Puskas__Di_Stefano_et_Kopa   Johan_Cruyff   Josep_Guardiola   La_classe_d_Andres_Iniesta

Une culture tactique limitée

Mais c'est logique que les joueurs de talent n'aillent pas ou peu en Angleterre car là-bas, on ne sait pas utiliser leurs qualités, à moins de jouer à Manchester ou à Arsenal, les deux seules équipes à avoir un jeu collectif dignes de ce nom et, oh surprise, les deux meilleures équipes des 10 dernières années. L'exemple de Kanouté est frappant : à Tottenham, il ne marquait quasiment pas car on jouait surtout sur sa tête. Mais le franco-malien est avant tout très doué techniquement et quand on joue dans ses pieds comme à Séville, il plante 20 buts. C'est la même chose pour Ballack et Shevchenko à Chelsea : le ballon passe sans arrêt au-dessus de leurs têtes et n'atterrit jamais dans leur pied.
Ce n'est pas un stéréotype de dire ça mais à l'exception de Manchester United et d'Arsenal, les clubs de la Premiership en sont restés au bon vieux Kick and Rush, même Chelsea ou Liverpool. Dans ces équipes, on balance sur Drogba, Kuyt ou Crouch qui essayent de récupérer la balle ou on attend que Lampard, Riise ou Gerrard tentent leur chance de loin. La seule différence avec les autres équipes réside sur une organisation défensive bien plus élaborée et des joueurs aux qualités individuelles supérieures.
Le jeu collectif est quasi inexistant et repose uniquement sur des exploits individuels. C'est la même chose en défense où on assiste surtout à des un contre un. C'est pourquoi au milieu ou en défense, on a beaucoup de joueurs physiques et rapides mais aux capacités techniques et tactiques dignes du National. Les Anglais sont conscients du problème et essayent de le résoudre en achetant des milieux... espagnols : Arteta à Everton, Cesc Fabregas à Arsenal et Xabi Alonso à Liverpool ont fait des émules car maintenant, Manchester, Chelsea et Arsenal ont chacun leur milieu espagnol en équipe réserve. Mais ce trio a le mal du pays et le mal du beau jeu et a envie de rentrer comme l'a fait Reyes avant eux...

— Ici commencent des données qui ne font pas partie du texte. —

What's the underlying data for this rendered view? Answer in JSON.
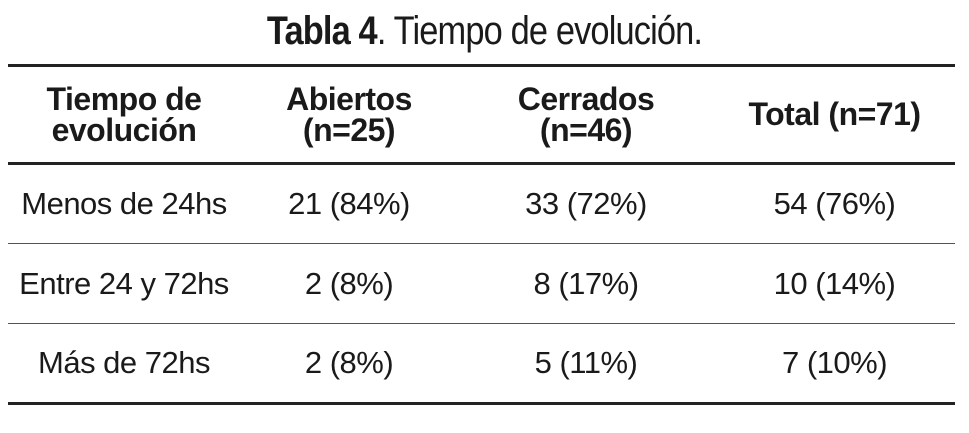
{
  "caption": {
    "label": "Tabla 4",
    "text": ". Tiempo de evolución."
  },
  "table": {
    "headers": [
      [
        "Tiempo de",
        "evolución"
      ],
      [
        "Abiertos",
        "(n=25)"
      ],
      [
        "Cerrados",
        "(n=46)"
      ],
      [
        "Total (n=71)"
      ]
    ],
    "rows": [
      [
        "Menos de 24hs",
        "21 (84%)",
        "33 (72%)",
        "54 (76%)"
      ],
      [
        "Entre 24 y 72hs",
        "2 (8%)",
        "8 (17%)",
        "10 (14%)"
      ],
      [
        "Más de 72hs",
        "2 (8%)",
        "5 (11%)",
        "7 (10%)"
      ]
    ]
  }
}
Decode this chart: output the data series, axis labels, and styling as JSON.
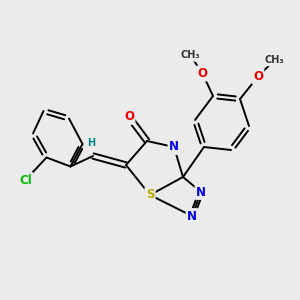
{
  "bg_color": "#ebebeb",
  "bond_color": "#000000",
  "atom_colors": {
    "N": "#0000ee",
    "O": "#ee0000",
    "S": "#bbaa00",
    "Cl": "#00bb00",
    "H": "#008888",
    "C": "#000000"
  },
  "font_size_atom": 8.5,
  "font_size_small": 7.0
}
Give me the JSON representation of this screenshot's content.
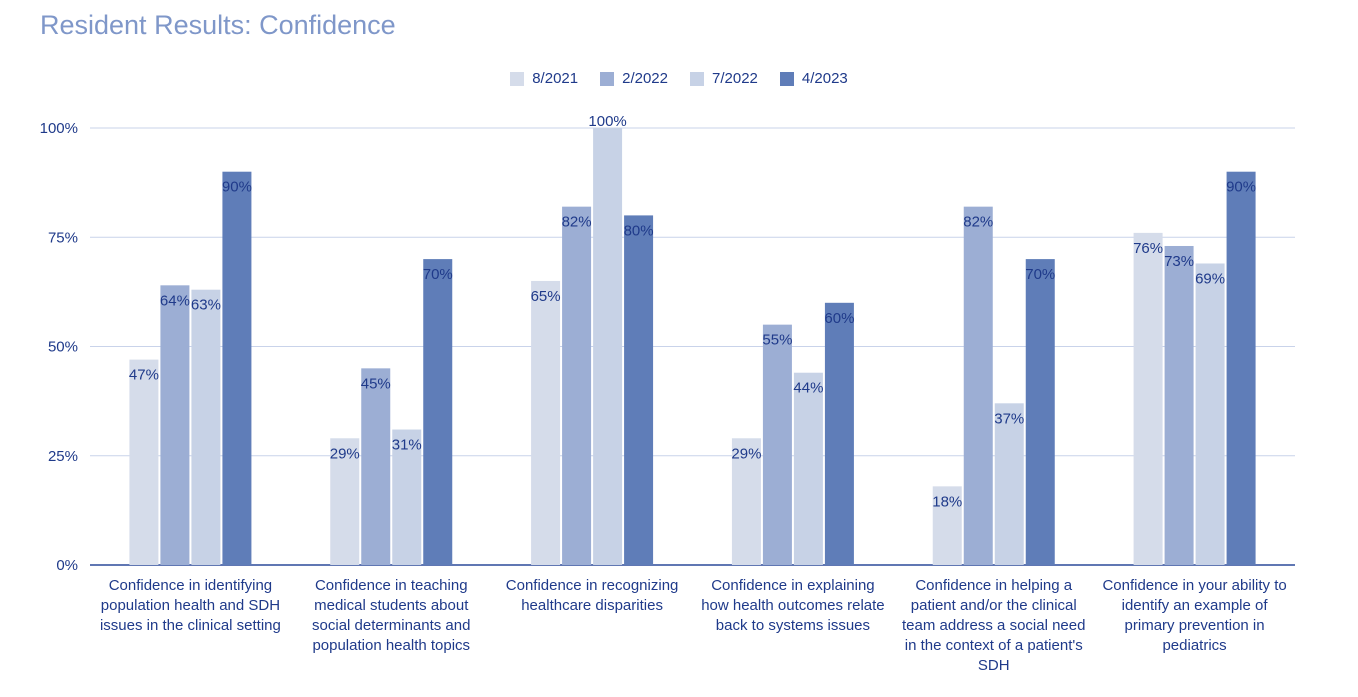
{
  "title": "Resident Results: Confidence",
  "chart_data": {
    "type": "bar",
    "title": "Resident Results: Confidence",
    "xlabel": "",
    "ylabel": "",
    "ylim": [
      0,
      100
    ],
    "yticks": [
      "0%",
      "25%",
      "50%",
      "75%",
      "100%"
    ],
    "grid": true,
    "legend_position": "top",
    "categories": [
      [
        "Confidence in identifying",
        "population health and SDH",
        "issues in the clinical setting"
      ],
      [
        "Confidence in teaching",
        "medical students about",
        "social determinants and",
        "population health topics"
      ],
      [
        "Confidence in recognizing",
        "healthcare disparities"
      ],
      [
        "Confidence in explaining",
        "how health outcomes relate",
        "back to systems issues"
      ],
      [
        "Confidence in helping a",
        "patient and/or the clinical",
        "team address a social need",
        "in the context of a patient's",
        "SDH"
      ],
      [
        "Confidence in your ability to",
        "identify an example of",
        "primary prevention in",
        "pediatrics"
      ]
    ],
    "series": [
      {
        "name": "8/2021",
        "color": "#d5dcea",
        "values": [
          47,
          29,
          65,
          29,
          18,
          76
        ],
        "labels": [
          "47%",
          "29%",
          "65%",
          "29%",
          "18%",
          "76%"
        ]
      },
      {
        "name": "2/2022",
        "color": "#9caed4",
        "values": [
          64,
          45,
          82,
          55,
          82,
          73
        ],
        "labels": [
          "64%",
          "45%",
          "82%",
          "55%",
          "82%",
          "73%"
        ]
      },
      {
        "name": "7/2022",
        "color": "#c7d2e6",
        "values": [
          63,
          31,
          100,
          44,
          37,
          69
        ],
        "labels": [
          "63%",
          "31%",
          "100%",
          "44%",
          "37%",
          "69%"
        ]
      },
      {
        "name": "4/2023",
        "color": "#5f7db8",
        "values": [
          90,
          70,
          80,
          60,
          70,
          90
        ],
        "labels": [
          "90%",
          "70%",
          "80%",
          "60%",
          "70%",
          "90%"
        ]
      }
    ]
  }
}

Xabi_Alonso   Tacle_assassin_de_Nwanko_Kanu_sur_Paul_Scholes   Wayne_Rooney___l_anglaise   Titus_Bramble_Fauche_Michael_Ballack

Si vous avez eu la flemme de tout lire et que vous êtes passés directement à la dernière ligne, je vais vous résumer ma pensée. La présence de 3 clubs anglais en demi-finale de la Ligue des Champions ne signifie pas que la Premier League est le meilleur championnat d'Europe car cette situation n'est que le résultat d'un incroyable concours de circonstance.
De plus, le championnat se limite à seulement 4 équipes et son niveau d'ensemble n'est donc pas comparable aux équipes encore en lice dans ce championnat. Certes, il y a de nombreux buts mais ils sont surtout dus à la médiocrité des défenses et des gardiens plus qu'à la qualité intrinsèque des joueurs qui dans leur grande majorité, manquent totalement de créativité. Enfin, les rencontres se résument à une succession de un contre un, niant là le jeu collectif qui est l'essence même du football.